彼女はルビー色の瞳をパッと見開くと、僕の手を両手でそっと握って儚気に微笑んだ。彼女の温かさと肌の柔らかさが直に伝わってきて、少しだけ心地良い感じがする。
「……ぜひ、お願いします。お友達、初めてできました」
「そっか、それは良かった。これからよろしく」
「……はい!」
彼女はとても嬉しそうに元気良く返事をした。しかし、視界の端に見えた嬉しいその瞬間を台無しにしかねない腫れ物が気になったので、彼女の左頬に手を添えた。
「……何を?」
「動かないで。これは、友達になってくれたお礼ってことで」
僕は魔力で彼女の腫れを修復すると、マジックをする時みたいに頰を撫でて痛みを取り去ったように見せてみた。
「……痛くない。腫れてもいないなんて。あなたは一体、何者なのですか?」
そう言えば、自己紹介もまだだったか。魔族に優しくない残酷な世界に生きていると、ついつい人族相手に自分から名乗るってことを忘れてしまうから気をつけていかないとね。

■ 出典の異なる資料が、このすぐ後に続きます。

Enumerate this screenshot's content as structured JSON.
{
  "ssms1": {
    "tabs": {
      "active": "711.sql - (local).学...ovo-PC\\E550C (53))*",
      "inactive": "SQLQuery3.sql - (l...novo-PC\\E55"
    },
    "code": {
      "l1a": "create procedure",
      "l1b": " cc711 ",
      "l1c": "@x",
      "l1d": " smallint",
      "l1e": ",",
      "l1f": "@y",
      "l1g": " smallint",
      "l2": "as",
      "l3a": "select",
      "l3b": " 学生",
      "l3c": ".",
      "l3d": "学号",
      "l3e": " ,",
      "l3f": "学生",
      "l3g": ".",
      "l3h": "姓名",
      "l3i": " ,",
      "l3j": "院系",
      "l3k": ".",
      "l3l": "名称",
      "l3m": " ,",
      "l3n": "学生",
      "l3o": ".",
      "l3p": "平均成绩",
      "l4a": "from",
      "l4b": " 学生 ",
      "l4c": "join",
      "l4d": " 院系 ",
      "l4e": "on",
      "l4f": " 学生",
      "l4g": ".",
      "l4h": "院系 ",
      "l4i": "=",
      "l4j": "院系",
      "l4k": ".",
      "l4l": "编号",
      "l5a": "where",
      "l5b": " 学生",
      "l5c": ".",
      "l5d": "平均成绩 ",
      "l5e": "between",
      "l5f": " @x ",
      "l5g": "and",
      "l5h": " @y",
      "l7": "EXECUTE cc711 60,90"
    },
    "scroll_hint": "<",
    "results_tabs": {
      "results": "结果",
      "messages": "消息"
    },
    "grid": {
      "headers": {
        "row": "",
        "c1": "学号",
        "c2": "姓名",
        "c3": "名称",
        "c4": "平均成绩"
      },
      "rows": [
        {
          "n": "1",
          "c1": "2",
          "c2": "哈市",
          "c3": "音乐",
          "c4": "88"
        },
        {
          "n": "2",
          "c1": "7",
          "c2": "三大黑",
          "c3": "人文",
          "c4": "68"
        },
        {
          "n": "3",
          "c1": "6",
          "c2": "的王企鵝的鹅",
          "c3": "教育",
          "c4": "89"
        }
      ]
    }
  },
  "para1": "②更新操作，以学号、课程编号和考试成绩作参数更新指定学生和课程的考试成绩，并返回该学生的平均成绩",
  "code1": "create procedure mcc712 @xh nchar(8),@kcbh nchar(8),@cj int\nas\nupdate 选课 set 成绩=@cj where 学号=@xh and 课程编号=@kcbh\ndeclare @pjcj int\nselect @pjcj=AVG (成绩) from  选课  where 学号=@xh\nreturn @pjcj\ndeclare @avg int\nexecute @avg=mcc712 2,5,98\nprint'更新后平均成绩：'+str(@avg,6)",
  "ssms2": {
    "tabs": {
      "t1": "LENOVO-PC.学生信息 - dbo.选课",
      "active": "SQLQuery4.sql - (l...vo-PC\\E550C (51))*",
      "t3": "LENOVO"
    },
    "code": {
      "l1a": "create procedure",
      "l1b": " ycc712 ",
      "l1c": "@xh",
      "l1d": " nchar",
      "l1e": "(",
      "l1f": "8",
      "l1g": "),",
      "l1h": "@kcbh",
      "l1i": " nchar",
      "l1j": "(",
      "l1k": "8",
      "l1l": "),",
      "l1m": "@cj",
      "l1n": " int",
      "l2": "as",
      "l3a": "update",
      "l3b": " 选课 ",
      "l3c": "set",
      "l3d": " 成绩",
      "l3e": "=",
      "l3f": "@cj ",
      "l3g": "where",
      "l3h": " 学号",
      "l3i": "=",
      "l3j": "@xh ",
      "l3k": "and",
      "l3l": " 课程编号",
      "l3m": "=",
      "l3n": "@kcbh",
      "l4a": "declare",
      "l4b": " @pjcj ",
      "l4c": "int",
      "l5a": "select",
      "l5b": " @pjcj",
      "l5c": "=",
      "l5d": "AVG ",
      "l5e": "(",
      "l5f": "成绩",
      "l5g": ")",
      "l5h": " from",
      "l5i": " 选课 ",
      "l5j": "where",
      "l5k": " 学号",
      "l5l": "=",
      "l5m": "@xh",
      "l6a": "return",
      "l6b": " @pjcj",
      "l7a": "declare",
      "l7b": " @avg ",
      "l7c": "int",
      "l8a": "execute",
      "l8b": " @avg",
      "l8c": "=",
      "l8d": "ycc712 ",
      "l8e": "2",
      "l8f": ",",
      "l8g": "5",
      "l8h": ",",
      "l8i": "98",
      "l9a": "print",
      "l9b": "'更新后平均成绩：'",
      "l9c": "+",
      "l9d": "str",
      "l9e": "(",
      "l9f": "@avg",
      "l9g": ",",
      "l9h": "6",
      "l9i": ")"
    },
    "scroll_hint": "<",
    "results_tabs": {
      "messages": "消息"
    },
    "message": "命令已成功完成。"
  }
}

「何者って言われてもね……。僕は、ネオ・ヨワイネ。ただのお友達だよ」
「……ネオ・ヨワイネですね。では、ネオさんと」
「呼び捨てで良いよ」
「……呼び捨て、ですか。では、その……。ネオ、と。私の名前は……」
「ユリティア・シグルス。知ってるよ。僕も、ユリティアって呼ぶね」
「……凄い、お友達って感じです。夢にまで見た通りです」
「お気に召したようで何より。それより、早く教室に戻ろう。昼休みが終わっちゃう」
「……少し残念ですけど、仕方ありません。ネオ。また、放課後に……よろしいですか?」
「いいよ。放課後に、また会おう。ユリティア」
「……はい!」
こうして、僕はこの学園に来てから初めて自分から友達を作った。その相手が王女様で、凄い力を持っていて、しかも半魔っていうのが驚きだけど、人生なんだからそういうこともあるってものだよね。